«Волга» живо домчала до здания КГБ и въехала туда с заднего хода. Высокие глухие ворота распахнулись, пропуская машину во внутренний двор. Меня ввели в здание через маленькую железную дверь в стене, с квадратным окошечком и без ручки. Потом меня обыскали, оформили протокол изъятия и хотели, наверно, отобрать галстук и шнурки, но галстука я не ношу, а зимние сапоги у меня югославские, из «Ядрана», на молнии, и молнию отбирать они не стали. Затем меня отвели в полуподвал, в коридор, выстланный заглушающей шаги красной ковровой дорожкой, длинный и со множеством дверей, велели стать лицом к стене, отперли камеру, завели вовнутрь и заперли.
Узкое окно, выложенное стеклоблоками, пропускало мало света, и на потолке горела лампочка в решетчатом плафоне. Кроме койки, вмурованного в стену столика и параши, никакой мебели в камере не оказалось. Я сел на койку и задумался.
Вот так целый день и просидел, думал-думал, но ничего путного не надумал. С одной стороны, арестовывать меня совершенно не за что. Я не чувствую за собой никаких прегрешений. С другой же стороны, во времена Ягоды, Ежова и Берия миллионы людей в точности так же сидели и недоумевали, и не понимали, что происходит, и полагали, что вышло недоразумение, которое обязательно разъяснится. Обогащенный историческим опытом, я не столь наивен. Нечего тут думать и гадать, вывод очевиден — времена переменились, теперь мы будем бороться с гнилым либерализмом, недооценкой роли и принижением значения, будем все как один гневно осуждать, а тем временем нас будут брать по одному и объявлять врагами народа, и поступать с нами соответственно. Конечно, окончательная победа нэпа, оттепели и перестройки неизбежна.
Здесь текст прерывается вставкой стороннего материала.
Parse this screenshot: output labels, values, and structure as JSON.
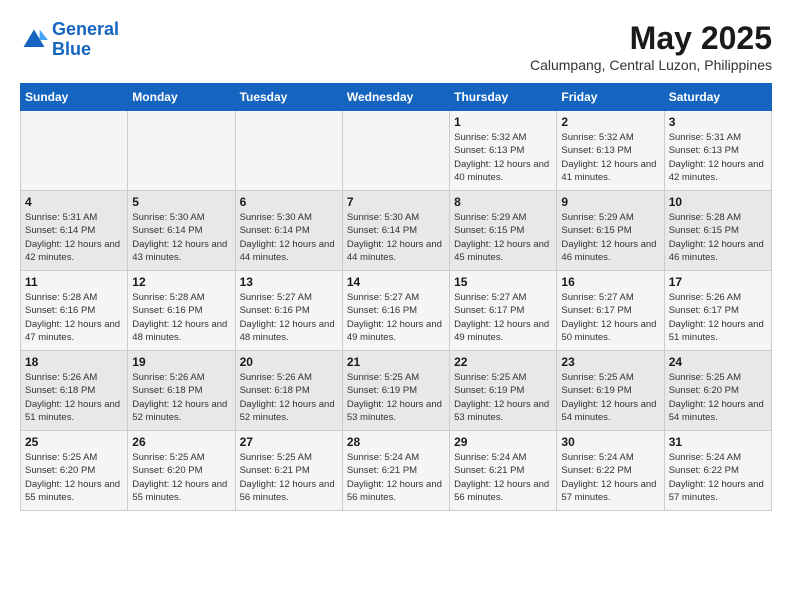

Жаль только, что теперь она отодвигается на несколько десятилетий. Но рано или поздно на неосталинизм найдется управа в виде неоперестройки. Лично я в этом твердо убежден.
Клацнул дверной замок, и в камеру заглянул надзиратель.
— Который тут на букву «ры»? — спросил он.
— А разве меня тут много? — удивился я.
— Щас вот как врежу по хлебалу… — пригрозил вертухай. — Шибко умный выискался. Спрашиваю, который тут на букву «ры»?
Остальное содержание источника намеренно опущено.